3.5 Auskünfte an Angehörige und nahe stehende Personen
3.5.1 Auskünfte über eine/n lebende/n Patient/in
Verlangen Angehörige oder nahe stehende Personen Auskünfte über eine Patientin oder einen Patienten, so muss immer zuerst die betroffene Person selbst ihre Einwilligung für die Weitergabe von Daten erteilen. Ist dies nicht möglich, weil sie urteilsunfähig ist (sei es, dass sie aufgrund ihres Gesundheitszustands nicht in der Lage, ist eine rechtsgültige Einwilligung zu erteilen [z.B. bei Demenz] oder sei es, dass sie nicht ansprechbar ist), so muss aufgrund der Umstände entschieden werden, ob allenfalls von einer stillschweigenden Einwilligung der betroffenen Person ausgegangen werden kann. Dies ist insbesondere dann der Fall, wenn die fraglichen Personen bereits während der Zeit, als die betroffene Person noch urteilsfähig war, in die Behandlung einbezogen worden waren.
3.5.2 Auskünfte über eine/n verstorbene/n Patientin/en
Die Bundesdatenschutzgesetzgebung (Art. 1 Abs. 7 der Bundesdatenschutzverordnung12) einerseits und das kantonale Datenschutzrecht (Art. 12 Datenschutzverordnung13) andererseits räumt den Ehepartnerinnen und –partnern, den eingetragenen Partnerinnen und Partner und den nahen Verwandten ein Auskunftsrecht ein. Dieses Auskunftsrecht führt jedoch nicht dazu, dass die Fachperson ohne Befreiung von der Schweigepflicht Auskünfte erteilen darf.
Wollen Angehörige oder nahe stehende Personen Auskünfte über eine verstorbene Person erhalten, so muss grundsätzlich immer beim Kantonsarztamt eine Befreiung von der Schweigepflicht verlangt werden. Geht es allerdings z.B. darum, nach dem Tode denjenigen Personen, welche die/den Verstorbenen bis zum Schluss begleitet und allenfalls betreut haben und somit über den Krankheitsverlauf informiert waren, Auskünfte über die Todesumstände zu erteilen, kann dies auch ohne Befreiung von der Schweigepflicht erfolgen. Soll jedoch z.B. den Angehörigen Einsicht in die Behandlungsdokumentation gewährt werden, so ist eine Befreiung von der Schweigepflicht erforderlich.
WIE ERFOLGT EINE BEFREIUNG VON DER SCHWEIGEPFLICHT DURCH DAS KANTONSARZTAMT?
Die Fachperson muss dem Kantonsarztamt ein schriftliches Gesuch einreichen, welches mindestens folgende Angaben enthält:
- Initialen und Geburtsdatum (und evtl.

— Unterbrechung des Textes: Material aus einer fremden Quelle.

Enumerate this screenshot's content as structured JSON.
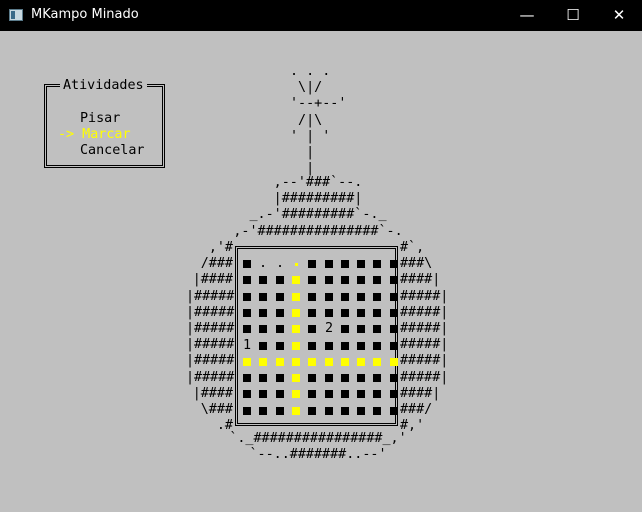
{
  "window": {
    "title": "MKampo Minado",
    "minimize_glyph": "—",
    "maximize_glyph": "☐",
    "close_glyph": "✕"
  },
  "menu": {
    "title": "Atividades",
    "items": [
      {
        "label": "Pisar",
        "active": false
      },
      {
        "label": "-> Marcar",
        "active": true
      },
      {
        "label": "Cancelar",
        "active": false
      }
    ]
  },
  "bomb_art": {
    "fuse": ". . .\n \\|/\n'--+--'\n /|\\\n' | '\n  |\n  |",
    "cap": ",--'###`--.\n|#########|\n_.-'#########`-._\n,-'###############`-.",
    "left_side": ",'#\n/###\n|####\n|#####\n|#####\n|#####\n|#####\n|#####\n|#####\n|####\n\\###\n.#",
    "right_side": "#`,\n###\\\n####|\n#####|\n#####|\n#####|\n#####|\n#####|\n#####|\n####|\n###/\n#,'",
    "bottom": "`._################_,'\n`--..#######..--'"
  },
  "board": {
    "rows": [
      [
        "hidden",
        "empty",
        "empty",
        "cursor",
        "hidden",
        "hidden",
        "hidden",
        "hidden",
        "hidden",
        "hidden"
      ],
      [
        "hidden",
        "hidden",
        "hidden",
        "marked",
        "hidden",
        "hidden",
        "hidden",
        "hidden",
        "hidden",
        "hidden"
      ],
      [
        "hidden",
        "hidden",
        "hidden",
        "marked",
        "hidden",
        "hidden",
        "hidden",
        "hidden",
        "hidden",
        "hidden"
      ],
      [
        "hidden",
        "hidden",
        "hidden",
        "marked",
        "hidden",
        "hidden",
        "hidden",
        "hidden",
        "hidden",
        "hidden"
      ],
      [
        "hidden",
        "hidden",
        "hidden",
        "marked",
        "hidden",
        "2",
        "hidden",
        "hidden",
        "hidden",
        "hidden"
      ],
      [
        "1",
        "hidden",
        "hidden",
        "marked",
        "hidden",
        "hidden",
        "hidden",
        "hidden",
        "hidden",
        "hidden"
      ],
      [
        "marked",
        "marked",
        "marked",
        "marked",
        "marked",
        "marked",
        "marked",
        "marked",
        "marked",
        "marked"
      ],
      [
        "hidden",
        "hidden",
        "hidden",
        "marked",
        "hidden",
        "hidden",
        "hidden",
        "hidden",
        "hidden",
        "hidden"
      ],
      [
        "hidden",
        "hidden",
        "hidden",
        "marked",
        "hidden",
        "hidden",
        "hidden",
        "hidden",
        "hidden",
        "hidden"
      ],
      [
        "hidden",
        "hidden",
        "hidden",
        "marked",
        "hidden",
        "hidden",
        "hidden",
        "hidden",
        "hidden",
        "hidden"
      ]
    ],
    "empty_dot": "."
  },
  "colors": {
    "background": "#c0c0c0",
    "titlebar": "#000000",
    "highlight": "#ffff00",
    "text": "#000000"
  }
}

Todesdatum) der Person, über die Auskünfte erteilt werden soll.
- Kurze Schilderung des Sachverhaltes und Begründung, wieso die Befreiung beantragt wird. Weshalb und wem soll Auskunft erteilt werden; wurde die betroffene Person vorgängig um Einwilligung angefragt und hat sie diese verweigert?
- Eigenhändige Unterschrift der Fachperson.
Das Kantonsarztamt nimmt darauf hin eine Interessensabwägung vor, d.h. es prüft, ob die geltend gemachten Gründe für eine Befreiung von der Schweigepflicht ein privates oder öffentliches Interesse darstellen, welches das grundsätzliche Interesse an der Einhaltung der Schweigepflicht zu überwiegen vermag. Je nach Ausgangslage gewährt das Kantonsarztamt der betroffen Patientin oder dem betroffenen Patienten das rechtliche Gehör, bevor es seinen Entscheid trifft.